CORONATION Street boss Iain MacLeod has revealed that evil Geoff won’t be redeemed because it’d be “too dangerous” for real life victims of abuse.
Geoff (Ian Bartholomew) and Yasmeen (Shelley King) are at the centre of a coercive control storyline that has shocked fans over the last few weeks.
Viewers have watched in horror as Geoff appears to avoid justice after abusing Yasmeen for months.
But Coronation Street bosses promise the villain will have his comeuppance for his coercive and controlling behaviour.
As she awaits trial for attempted murder, fans are now worried that Geoff will get off scott free, but Corrie boss Iain says this won’t be the case.
Speaking exclusively to HOAR he said: “Typically abusers of this type do not get better so it would be dangerous to redeem Geoff and god willing anyone as evil as Geoff could change, but most cases don’t see the perpetrator just changing the error of their ways.
“I would never want to give any real abusers in the world an opportunity to say ‘well look at Geoff, he can change his life around.’
“It would be a dangerous position to say that the abuser in the story is better when in most realities they aren’t.”
Iain also hinted that things could turn against the evil magician – as his son Tim’s mum could expose the truth.
He said: “It would be highly unlikely that Geoff had never committed these behaviours previously.
“What we have discovered from our research is that perpetrators have a cyclical pattern of behaviour.
Meanwhile, Coronation Street received a huge 276 complaints to Ofcom about Friday night’s episode that saw Yasmeen defend herself from abusive husband Geoff.

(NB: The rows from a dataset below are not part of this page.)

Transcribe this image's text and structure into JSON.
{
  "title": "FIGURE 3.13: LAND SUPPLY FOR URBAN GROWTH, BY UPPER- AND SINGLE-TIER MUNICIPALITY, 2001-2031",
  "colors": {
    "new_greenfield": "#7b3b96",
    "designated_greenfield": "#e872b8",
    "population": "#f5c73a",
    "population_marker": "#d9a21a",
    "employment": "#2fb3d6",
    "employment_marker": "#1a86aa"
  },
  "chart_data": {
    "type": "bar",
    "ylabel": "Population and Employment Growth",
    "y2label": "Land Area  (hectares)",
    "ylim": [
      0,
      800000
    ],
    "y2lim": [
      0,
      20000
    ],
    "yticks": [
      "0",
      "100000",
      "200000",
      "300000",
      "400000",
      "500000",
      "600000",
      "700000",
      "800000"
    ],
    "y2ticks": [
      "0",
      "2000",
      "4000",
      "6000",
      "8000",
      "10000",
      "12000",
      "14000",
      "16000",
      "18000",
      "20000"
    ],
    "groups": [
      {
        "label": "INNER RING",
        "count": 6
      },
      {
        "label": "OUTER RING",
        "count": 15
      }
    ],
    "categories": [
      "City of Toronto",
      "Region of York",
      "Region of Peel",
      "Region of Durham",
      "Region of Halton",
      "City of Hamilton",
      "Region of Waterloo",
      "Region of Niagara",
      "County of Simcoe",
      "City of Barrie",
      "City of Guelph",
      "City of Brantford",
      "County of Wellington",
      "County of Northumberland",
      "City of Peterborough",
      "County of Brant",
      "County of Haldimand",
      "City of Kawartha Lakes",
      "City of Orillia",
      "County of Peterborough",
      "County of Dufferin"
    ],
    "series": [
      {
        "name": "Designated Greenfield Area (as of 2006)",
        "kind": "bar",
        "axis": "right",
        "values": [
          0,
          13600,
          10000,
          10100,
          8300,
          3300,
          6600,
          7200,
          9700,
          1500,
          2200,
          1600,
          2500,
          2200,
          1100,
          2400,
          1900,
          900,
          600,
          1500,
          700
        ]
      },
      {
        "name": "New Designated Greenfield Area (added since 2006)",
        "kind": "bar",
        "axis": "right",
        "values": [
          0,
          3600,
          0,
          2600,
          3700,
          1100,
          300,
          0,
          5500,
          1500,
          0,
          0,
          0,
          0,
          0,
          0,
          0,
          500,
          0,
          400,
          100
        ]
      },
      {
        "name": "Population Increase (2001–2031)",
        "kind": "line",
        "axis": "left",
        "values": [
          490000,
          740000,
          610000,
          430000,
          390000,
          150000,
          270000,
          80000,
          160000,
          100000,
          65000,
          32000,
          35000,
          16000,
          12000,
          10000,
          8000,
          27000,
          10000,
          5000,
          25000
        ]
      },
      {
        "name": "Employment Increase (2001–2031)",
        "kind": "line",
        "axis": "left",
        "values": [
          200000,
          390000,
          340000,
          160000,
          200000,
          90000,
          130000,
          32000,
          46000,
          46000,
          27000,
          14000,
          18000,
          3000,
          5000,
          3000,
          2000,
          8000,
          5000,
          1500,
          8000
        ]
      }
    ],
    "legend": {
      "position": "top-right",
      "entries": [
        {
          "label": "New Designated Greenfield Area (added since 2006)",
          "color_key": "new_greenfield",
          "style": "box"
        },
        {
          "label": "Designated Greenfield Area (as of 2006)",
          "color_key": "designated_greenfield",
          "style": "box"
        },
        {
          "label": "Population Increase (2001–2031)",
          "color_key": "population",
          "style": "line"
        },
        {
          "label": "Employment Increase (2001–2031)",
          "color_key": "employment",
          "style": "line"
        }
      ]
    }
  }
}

In one of the most gruesome scenes ever seen on Corrie, Yasmeen hit Geoff with a wine bottle which breaks after he attacked her with a knife, and then she stabs him in the neck with the broken shards.
The regulator told HOAR it was looking into the complaints and would soon make a decision about whether to further investigate or not.
An Ofcom spokesperson said: “We are assessing the complaints against our broadcasting rules, but are yet to decide whether or not to investigate.”